The same pattern also applies to GLM-4.7.
from openai import OpenAI
import json

client = OpenAI(
    api_key="YOUR_API_KEY",
    base_url="https://api.siliconflow.com/v1/"
)

tools = [{
    "type": "function",
    "function": {
        "name": "get_weather",
        "description": "Get weather information",
        "parameters": {
            "type": "object",
            "properties": {
                "city": {"type": "string"}
            },
            "required": ["city"]
        }
    }
}]

messages = [
    {"role": "system", "content": "You are an assistant"},
    {"role": "user", "content": "What's the weather like in America?"}
]

# Round 1: model reasons, then calls a tool
response = client.chat.completions.create(
    model="deepseek-ai/DeepSeek-V3.2",
    messages=messages,
    tools=tools,
    stream=True  # optional; the same preservation rule applies to non-streaming
)

reasoning_content = ""
content = ""
tool_calls = []

for chunk in response:
    delta = chunk.choices[0].delta

    if getattr(delta, "reasoning_content", None):
        reasoning_content += delta.reasoning_content

    if getattr(delta, "content", None):
        content += delta.content

    if getattr(delta, "tool_calls", None):
        tool_calls.extend(delta.tool_calls)

# 🔑 Preserve reasoning_content verbatim (Round 1)
messages.append({
    "role": "assistant",
    "content": content,
    "reasoning_content": reasoning_content,
    "tool_calls": tool_calls
})

# Tool execution result (example)
messages.append({
    "role": "tool",
    "tool_call_id": tool_calls[0]["id"],
    "content": json.dumps({"weather": "Sunny", "temp": "25°C"})
})

# Round 2: model may produce NEW reasoning_content AFTER tool results
response = client.chat.completions.create(
    model="deepseek-ai/DeepSeek-V3.2",
    messages=messages,
    tools=tools,
    stream=True  # optional
)

reasoning_content_2 = ""
content_2 = ""
tool_calls_2 = []

for chunk in response:
    delta = chunk.choices[0].delta

    if getattr(delta, "reasoning_content", None):
        reasoning_content_2 += delta.reasoning_content

    if getattr(delta, "content", None):
        content_2 += delta.content

    if getattr(delta, "tool_calls", None):
        tool_calls_2.extend(delta.tool_calls)

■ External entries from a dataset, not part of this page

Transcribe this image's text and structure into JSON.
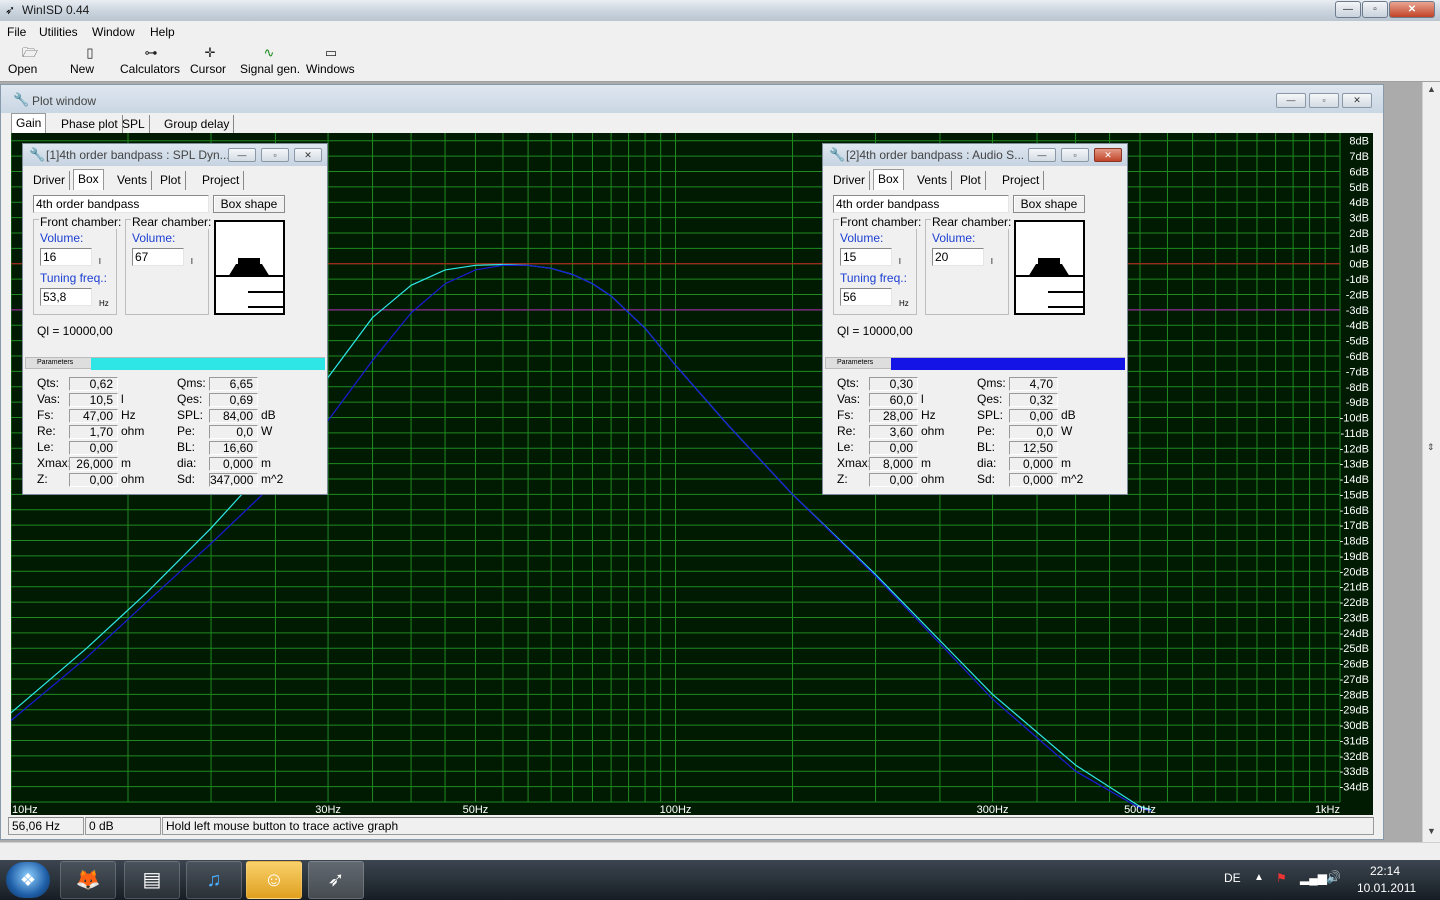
{
  "app": {
    "title": "WinISD 0.44",
    "caption_buttons": [
      "minimize-icon",
      "maximize-icon",
      "close-icon"
    ]
  },
  "menu": [
    "File",
    "Utilities",
    "Window",
    "Help"
  ],
  "toolbar": [
    {
      "label": "Open",
      "icon": "open-folder-icon"
    },
    {
      "label": "New",
      "icon": "new-document-icon"
    },
    {
      "label": "Calculators",
      "icon": "calculators-icon"
    },
    {
      "label": "Cursor",
      "icon": "cursor-icon"
    },
    {
      "label": "Signal gen.",
      "icon": "signal-generator-icon"
    },
    {
      "label": "Windows",
      "icon": "windows-icon"
    }
  ],
  "plot_window": {
    "title": "Plot window",
    "tabs": [
      "Gain",
      "Phase plot",
      "SPL",
      "Group delay"
    ],
    "active_tab": "Gain"
  },
  "chart_data": {
    "type": "line",
    "title": "",
    "xscale": "log",
    "xlim": [
      10,
      1000
    ],
    "ylim": [
      -35,
      8.5
    ],
    "x_tick_labels": [
      {
        "value": 10,
        "label": "10Hz"
      },
      {
        "value": 30,
        "label": "30Hz"
      },
      {
        "value": 50,
        "label": "50Hz"
      },
      {
        "value": 100,
        "label": "100Hz"
      },
      {
        "value": 300,
        "label": "300Hz"
      },
      {
        "value": 500,
        "label": "500Hz"
      },
      {
        "value": 1000,
        "label": "1kHz"
      }
    ],
    "y_ticks": [
      8,
      7,
      6,
      5,
      4,
      3,
      2,
      1,
      0,
      -1,
      -2,
      -3,
      -4,
      -5,
      -6,
      -7,
      -8,
      -9,
      -10,
      -11,
      -12,
      -13,
      -14,
      -15,
      -16,
      -17,
      -18,
      -19,
      -20,
      -21,
      -22,
      -23,
      -24,
      -25,
      -26,
      -27,
      -28,
      -29,
      -30,
      -31,
      -32,
      -33,
      -34
    ],
    "y_tick_suffix": "dB",
    "grid": true,
    "reference_lines": [
      {
        "y": 0,
        "color": "#c81e1e"
      },
      {
        "y": -3,
        "color": "#b020b0"
      }
    ],
    "colors": {
      "background": "#011b03",
      "grid": "#1f8a1f",
      "tick_text": "#ffffff"
    },
    "series": [
      {
        "color": "#2ee6e6",
        "x": [
          10,
          13,
          16,
          20,
          25,
          30,
          35,
          40,
          45,
          50,
          55,
          60,
          65,
          70,
          75,
          80,
          90,
          100,
          120,
          150,
          200,
          250,
          300,
          400,
          500,
          520
        ],
        "y": [
          -29.2,
          -25.0,
          -21.4,
          -17.2,
          -12.6,
          -7.4,
          -3.5,
          -1.4,
          -0.4,
          -0.1,
          -0.05,
          -0.1,
          -0.3,
          -0.7,
          -1.3,
          -2.1,
          -4.2,
          -6.6,
          -10.5,
          -15.0,
          -20.2,
          -24.5,
          -28.0,
          -32.6,
          -35.3,
          -35.5
        ]
      },
      {
        "color": "#1a1ad8",
        "x": [
          10,
          13,
          16,
          20,
          25,
          30,
          35,
          40,
          45,
          50,
          55,
          60,
          65,
          70,
          75,
          80,
          90,
          100,
          120,
          150,
          200,
          250,
          300,
          400,
          500,
          520
        ],
        "y": [
          -29.7,
          -25.6,
          -22.0,
          -18.2,
          -14.2,
          -10.2,
          -6.3,
          -3.2,
          -1.3,
          -0.4,
          -0.1,
          -0.1,
          -0.3,
          -0.7,
          -1.3,
          -2.1,
          -4.2,
          -6.6,
          -10.5,
          -15.0,
          -20.3,
          -24.7,
          -28.3,
          -33.0,
          -35.4,
          -35.6
        ]
      }
    ]
  },
  "status": {
    "freq": "56,06 Hz",
    "gain": "0 dB",
    "hint": "Hold left mouse button to trace active graph"
  },
  "project1": {
    "title": "[1]4th order bandpass : SPL Dyn...",
    "tabs": [
      "Driver",
      "Box",
      "Vents",
      "Plot",
      "Project"
    ],
    "active_tab": "Box",
    "box_type": "4th order bandpass",
    "box_shape_button": "Box shape",
    "front_chamber_label": "Front chamber:",
    "rear_chamber_label": "Rear chamber:",
    "volume_label": "Volume:",
    "tuning_label": "Tuning freq.:",
    "front_volume": "16",
    "rear_volume": "67",
    "tuning_freq": "53,8",
    "volume_unit": "l",
    "freq_unit": "Hz",
    "ql": "Ql = 10000,00",
    "parameters_label": "Parameters",
    "color": "#2ee6e6",
    "params_left": [
      {
        "name": "Qts:",
        "value": "0,62",
        "unit": ""
      },
      {
        "name": "Vas:",
        "value": "10,5",
        "unit": "l"
      },
      {
        "name": "Fs:",
        "value": "47,00",
        "unit": "Hz"
      },
      {
        "name": "Re:",
        "value": "1,70",
        "unit": "ohm"
      },
      {
        "name": "Le:",
        "value": "0,00",
        "unit": ""
      },
      {
        "name": "Xmax:",
        "value": "26,000",
        "unit": "m"
      },
      {
        "name": "Z:",
        "value": "0,00",
        "unit": "ohm"
      }
    ],
    "params_right": [
      {
        "name": "Qms:",
        "value": "6,65",
        "unit": ""
      },
      {
        "name": "Qes:",
        "value": "0,69",
        "unit": ""
      },
      {
        "name": "SPL:",
        "value": "84,00",
        "unit": "dB"
      },
      {
        "name": "Pe:",
        "value": "0,0",
        "unit": "W"
      },
      {
        "name": "BL:",
        "value": "16,60",
        "unit": ""
      },
      {
        "name": "dia:",
        "value": "0,000",
        "unit": "m"
      },
      {
        "name": "Sd:",
        "value": "347,000",
        "unit": "m^2"
      }
    ]
  },
  "project2": {
    "title": "[2]4th order bandpass : Audio S...",
    "tabs": [
      "Driver",
      "Box",
      "Vents",
      "Plot",
      "Project"
    ],
    "active_tab": "Box",
    "box_type": "4th order bandpass",
    "box_shape_button": "Box shape",
    "front_chamber_label": "Front chamber:",
    "rear_chamber_label": "Rear chamber:",
    "volume_label": "Volume:",
    "tuning_label": "Tuning freq.:",
    "front_volume": "15",
    "rear_volume": "20",
    "tuning_freq": "56",
    "volume_unit": "l",
    "freq_unit": "Hz",
    "ql": "Ql = 10000,00",
    "parameters_label": "Parameters",
    "color": "#1414e6",
    "params_left": [
      {
        "name": "Qts:",
        "value": "0,30",
        "unit": ""
      },
      {
        "name": "Vas:",
        "value": "60,0",
        "unit": "l"
      },
      {
        "name": "Fs:",
        "value": "28,00",
        "unit": "Hz"
      },
      {
        "name": "Re:",
        "value": "3,60",
        "unit": "ohm"
      },
      {
        "name": "Le:",
        "value": "0,00",
        "unit": ""
      },
      {
        "name": "Xmax:",
        "value": "8,000",
        "unit": "m"
      },
      {
        "name": "Z:",
        "value": "0,00",
        "unit": "ohm"
      }
    ],
    "params_right": [
      {
        "name": "Qms:",
        "value": "4,70",
        "unit": ""
      },
      {
        "name": "Qes:",
        "value": "0,32",
        "unit": ""
      },
      {
        "name": "SPL:",
        "value": "0,00",
        "unit": "dB"
      },
      {
        "name": "Pe:",
        "value": "0,0",
        "unit": "W"
      },
      {
        "name": "BL:",
        "value": "12,50",
        "unit": ""
      },
      {
        "name": "dia:",
        "value": "0,000",
        "unit": "m"
      },
      {
        "name": "Sd:",
        "value": "0,000",
        "unit": "m^2"
      }
    ]
  },
  "taskbar": {
    "items": [
      "start-orb-icon",
      "firefox-icon",
      "archive-icon",
      "itunes-icon",
      "messenger-icon",
      "winisd-icon"
    ],
    "language": "DE",
    "time": "22:14",
    "date": "10.01.2011"
  }
}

# 🔑 Preserve reasoning_content verbatim (Round 2, i.e., after tool results)
messages.append({
    "role": "assistant",
    "content": content_2,
    "reasoning_content": reasoning_content_2,
    "tool_calls": tool_calls_2
})

5. Using GLM-4.7 Instead

To switch the example to GLM-4.7, change:
model="deepseek-ai/DeepSeek-V3.2"
to:
model="zai-org/GLM-4.7"
All Interleaved Thinking preservation rules remain the same, including preserving reasoning_content after tool results.

Summary

For DeepSeek V3.2 and GLM-4.7 on SiliconFlow:
  1. Interleaved Thinking enables multi-step, tool-aware execution
  2. With tool calling, you must preserve and replay reasoning_content verbatim—including any reasoning produced after tool results
  3. Never modify, drop, merge/split, or reorder reasoning_content
Following these rules ensures stable tool use and consistent multi-step behavior.